Extension API (guacamole-ext) changes

Default LocalEnvironment constructor is now deprecated

To facilitate automatic retrieval of guacamole.properties values from key vaults, the Environment interface has been improved to allow arbitrary sources of properties to be added, and the LocalEnvironment implementation has been updated to be a singleton. New usages should invoke LocalEnvironment.getInstance() instead of manually creating new instances.

Old usages of the default constructor will still work as expected, but will produce a compile-time warning about deprecation. The old default constructor will still create a new LocalEnvironment instance, however this new instance will actually transparently delegate to the LocalEnvironment.getInstance() singleton.

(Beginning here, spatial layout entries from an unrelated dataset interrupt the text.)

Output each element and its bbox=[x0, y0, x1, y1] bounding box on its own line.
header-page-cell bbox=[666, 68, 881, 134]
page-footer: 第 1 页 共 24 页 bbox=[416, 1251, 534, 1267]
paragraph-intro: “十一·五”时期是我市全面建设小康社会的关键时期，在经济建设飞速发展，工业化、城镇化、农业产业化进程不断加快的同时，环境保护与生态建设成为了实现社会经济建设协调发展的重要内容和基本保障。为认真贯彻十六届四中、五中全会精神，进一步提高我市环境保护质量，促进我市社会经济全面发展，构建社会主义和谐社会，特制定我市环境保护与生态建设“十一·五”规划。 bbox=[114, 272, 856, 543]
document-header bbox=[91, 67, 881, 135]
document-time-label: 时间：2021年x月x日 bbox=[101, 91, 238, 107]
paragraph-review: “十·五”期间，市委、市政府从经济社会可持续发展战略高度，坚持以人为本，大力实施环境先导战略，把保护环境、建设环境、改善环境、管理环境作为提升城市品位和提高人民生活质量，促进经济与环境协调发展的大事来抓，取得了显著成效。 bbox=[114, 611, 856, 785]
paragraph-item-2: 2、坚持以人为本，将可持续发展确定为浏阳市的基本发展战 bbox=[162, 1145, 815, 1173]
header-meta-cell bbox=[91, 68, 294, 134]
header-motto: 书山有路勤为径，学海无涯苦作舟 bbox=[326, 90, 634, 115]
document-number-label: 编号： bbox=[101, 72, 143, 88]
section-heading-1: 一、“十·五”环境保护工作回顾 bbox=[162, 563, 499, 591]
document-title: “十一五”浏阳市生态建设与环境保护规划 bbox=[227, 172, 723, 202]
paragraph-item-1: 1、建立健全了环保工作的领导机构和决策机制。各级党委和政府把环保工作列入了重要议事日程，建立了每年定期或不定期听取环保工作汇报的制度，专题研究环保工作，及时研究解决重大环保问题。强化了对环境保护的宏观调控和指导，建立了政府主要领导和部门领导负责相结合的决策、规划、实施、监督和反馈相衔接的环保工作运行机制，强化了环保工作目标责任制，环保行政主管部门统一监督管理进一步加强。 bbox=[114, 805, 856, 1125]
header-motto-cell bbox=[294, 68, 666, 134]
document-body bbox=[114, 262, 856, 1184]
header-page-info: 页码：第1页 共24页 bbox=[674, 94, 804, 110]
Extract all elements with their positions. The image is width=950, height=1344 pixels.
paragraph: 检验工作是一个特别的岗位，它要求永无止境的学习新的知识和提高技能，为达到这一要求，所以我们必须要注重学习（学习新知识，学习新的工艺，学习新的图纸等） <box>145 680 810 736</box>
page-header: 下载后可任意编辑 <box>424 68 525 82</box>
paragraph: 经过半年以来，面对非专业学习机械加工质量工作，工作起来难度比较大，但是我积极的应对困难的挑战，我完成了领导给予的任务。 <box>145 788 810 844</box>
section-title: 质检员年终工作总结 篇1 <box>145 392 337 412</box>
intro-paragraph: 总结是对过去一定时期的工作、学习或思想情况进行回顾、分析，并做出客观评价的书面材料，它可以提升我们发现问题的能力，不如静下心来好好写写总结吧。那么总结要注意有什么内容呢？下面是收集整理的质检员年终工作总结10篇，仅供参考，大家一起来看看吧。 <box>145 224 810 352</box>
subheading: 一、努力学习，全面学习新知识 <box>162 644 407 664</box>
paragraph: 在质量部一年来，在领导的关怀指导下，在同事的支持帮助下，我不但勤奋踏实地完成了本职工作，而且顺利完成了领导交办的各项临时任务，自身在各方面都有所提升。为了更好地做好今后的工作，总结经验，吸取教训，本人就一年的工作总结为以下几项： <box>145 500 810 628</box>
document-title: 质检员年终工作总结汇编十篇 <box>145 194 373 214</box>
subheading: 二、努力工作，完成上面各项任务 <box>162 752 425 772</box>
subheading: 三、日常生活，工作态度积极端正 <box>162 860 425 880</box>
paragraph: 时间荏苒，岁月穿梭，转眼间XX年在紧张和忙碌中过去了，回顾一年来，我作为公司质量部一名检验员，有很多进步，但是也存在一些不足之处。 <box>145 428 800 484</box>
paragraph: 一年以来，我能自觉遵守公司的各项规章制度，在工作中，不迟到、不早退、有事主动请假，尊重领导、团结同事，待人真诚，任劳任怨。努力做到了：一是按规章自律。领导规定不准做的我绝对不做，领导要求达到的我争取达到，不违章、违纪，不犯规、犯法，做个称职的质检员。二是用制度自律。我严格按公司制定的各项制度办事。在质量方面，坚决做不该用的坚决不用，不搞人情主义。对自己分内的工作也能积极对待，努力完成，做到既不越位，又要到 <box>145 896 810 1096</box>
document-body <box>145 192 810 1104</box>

Note that while completion of vault support has been bumped to the next release, this core API improvement is still present on 1.4.0.

  • GUACAMOLE-641 - Support storage of sensitive data within key vaults

libguac API changes

touch_handler added to guac_user structure

To allow multi-touch events to be passed through from client to server where supported, an additional touch instruction has been defined within the Guacamole protocol to represent the state of an individual touch. A new handler, touch_handler, is now present within the guac_user structure to allow this instruction to be handled when received from the client. This change affects the in-memory size of the guac_user structure.

Downstream usages of libguac which make use of guac_user will need to be rebuilt to ensure that the structure sizes and memory offsets used are correct.

guac_wol_wake() now accepts a UDP port parameter

The guac_wol_wake() function now accepts an additional parameter defining the UDP port to be used for the magic packet. This change affects the formal arguments of guac_wol_wake().

Downstream usages of libguac which make use of guac_wol_wake() will need to be updated to include the port number and rebuilt. The UDP port used previously for all calls to guac_wol_wake() was 9, as defined by the GUAC_WOL_PORT constant.